I have to say that the more I look at this the more I like it. Log or no log. A lot of your images are like that. Therefore I find it better to not comment on your images too soon and just let them grow.
I still like you original post the best. Both in color and composition. I find that to be true of my work as well. You put a lot of time into seeing, composing, and processing before showing something. We, on the other hand, may put at most a minute into looking at it. It’s unlikely that what we see will measure up to what you put into it. The beauty of this image is not immediately apparent. It’s an impressionist painting, a Monet, with a log in it. There, I’ve said what I think.
Hi Bonnie! I really love your Rework#1 the best, the one in the middle. You really made the colors stand out and I feel like your little log stands out a lot better too, being surrounded by the bluer water. Really pretty image!

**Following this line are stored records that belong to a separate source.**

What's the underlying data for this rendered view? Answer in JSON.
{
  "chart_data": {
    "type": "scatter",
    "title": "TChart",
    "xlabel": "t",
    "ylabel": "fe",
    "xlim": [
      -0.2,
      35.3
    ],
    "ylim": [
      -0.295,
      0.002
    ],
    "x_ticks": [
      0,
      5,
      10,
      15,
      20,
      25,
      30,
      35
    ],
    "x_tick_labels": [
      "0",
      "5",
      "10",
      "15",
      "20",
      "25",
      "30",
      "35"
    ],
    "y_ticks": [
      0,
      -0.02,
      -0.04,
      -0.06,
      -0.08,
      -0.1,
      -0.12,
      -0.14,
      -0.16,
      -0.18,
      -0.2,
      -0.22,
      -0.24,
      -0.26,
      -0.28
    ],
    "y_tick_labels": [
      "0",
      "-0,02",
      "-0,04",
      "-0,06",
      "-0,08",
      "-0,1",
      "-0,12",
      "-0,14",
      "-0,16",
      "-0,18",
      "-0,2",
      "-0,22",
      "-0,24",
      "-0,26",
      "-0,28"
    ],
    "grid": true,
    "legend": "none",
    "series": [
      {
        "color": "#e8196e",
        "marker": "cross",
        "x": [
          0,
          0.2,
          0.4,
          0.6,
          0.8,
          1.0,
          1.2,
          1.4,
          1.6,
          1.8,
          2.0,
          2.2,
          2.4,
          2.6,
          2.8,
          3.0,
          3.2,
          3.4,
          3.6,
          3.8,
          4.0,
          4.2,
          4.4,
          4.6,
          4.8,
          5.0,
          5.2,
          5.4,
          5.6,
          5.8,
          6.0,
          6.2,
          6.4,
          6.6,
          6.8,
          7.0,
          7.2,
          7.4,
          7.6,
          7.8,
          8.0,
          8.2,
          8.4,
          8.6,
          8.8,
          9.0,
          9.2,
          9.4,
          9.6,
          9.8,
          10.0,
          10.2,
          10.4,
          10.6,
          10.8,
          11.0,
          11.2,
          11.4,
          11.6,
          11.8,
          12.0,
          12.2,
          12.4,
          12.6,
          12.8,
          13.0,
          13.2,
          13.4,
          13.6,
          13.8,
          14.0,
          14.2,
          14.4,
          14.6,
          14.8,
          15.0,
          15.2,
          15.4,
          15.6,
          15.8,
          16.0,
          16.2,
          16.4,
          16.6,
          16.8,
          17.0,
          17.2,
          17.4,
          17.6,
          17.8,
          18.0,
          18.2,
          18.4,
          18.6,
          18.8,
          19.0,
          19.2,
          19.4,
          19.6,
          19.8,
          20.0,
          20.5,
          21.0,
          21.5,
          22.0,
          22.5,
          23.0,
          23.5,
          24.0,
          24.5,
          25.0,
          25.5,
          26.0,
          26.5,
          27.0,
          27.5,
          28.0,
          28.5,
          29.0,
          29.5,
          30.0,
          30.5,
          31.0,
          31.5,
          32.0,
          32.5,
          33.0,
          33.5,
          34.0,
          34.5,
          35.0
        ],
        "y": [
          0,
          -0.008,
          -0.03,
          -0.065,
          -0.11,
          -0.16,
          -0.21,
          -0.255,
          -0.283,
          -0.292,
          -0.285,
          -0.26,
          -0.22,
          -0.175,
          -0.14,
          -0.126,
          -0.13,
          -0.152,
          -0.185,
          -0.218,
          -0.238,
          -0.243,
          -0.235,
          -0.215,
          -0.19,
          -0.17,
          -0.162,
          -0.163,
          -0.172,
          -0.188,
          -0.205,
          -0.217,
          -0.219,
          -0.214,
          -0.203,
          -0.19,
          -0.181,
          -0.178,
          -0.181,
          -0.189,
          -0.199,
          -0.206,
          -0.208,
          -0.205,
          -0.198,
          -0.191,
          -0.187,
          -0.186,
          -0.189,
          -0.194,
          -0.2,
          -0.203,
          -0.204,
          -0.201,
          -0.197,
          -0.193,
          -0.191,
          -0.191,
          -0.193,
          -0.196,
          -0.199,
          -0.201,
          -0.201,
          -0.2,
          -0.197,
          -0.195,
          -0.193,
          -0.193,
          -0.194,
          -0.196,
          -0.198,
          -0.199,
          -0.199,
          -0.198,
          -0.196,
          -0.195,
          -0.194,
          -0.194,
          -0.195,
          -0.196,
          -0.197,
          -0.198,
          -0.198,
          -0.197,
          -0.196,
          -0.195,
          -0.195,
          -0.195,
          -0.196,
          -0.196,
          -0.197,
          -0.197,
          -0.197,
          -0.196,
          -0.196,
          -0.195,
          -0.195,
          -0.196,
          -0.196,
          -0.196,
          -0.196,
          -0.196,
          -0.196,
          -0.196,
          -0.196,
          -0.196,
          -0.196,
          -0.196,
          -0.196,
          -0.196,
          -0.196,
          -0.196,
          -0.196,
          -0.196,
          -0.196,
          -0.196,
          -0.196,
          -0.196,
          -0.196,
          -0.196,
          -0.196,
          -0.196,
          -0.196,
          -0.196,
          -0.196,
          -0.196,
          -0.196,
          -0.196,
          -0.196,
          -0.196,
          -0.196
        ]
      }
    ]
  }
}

Hi Bonnie, I get your point but I find the log distracting but that is your point, isn’t it? Then you succeeded! Maybe another angle or perspective, if you will, would be more agreeable. Sometimes as the artist we want everyone to see what we see but sometimes it just doesn’t work. That doesn’t make it invalid as art but we may have to accept that it won’t have wide appeal or even be critically acclaimed. But of course, you are the artist and correct to interpret your work as you please. Congratulations on achieving the reaction you wanted. That is what we all strive to do isn’t it?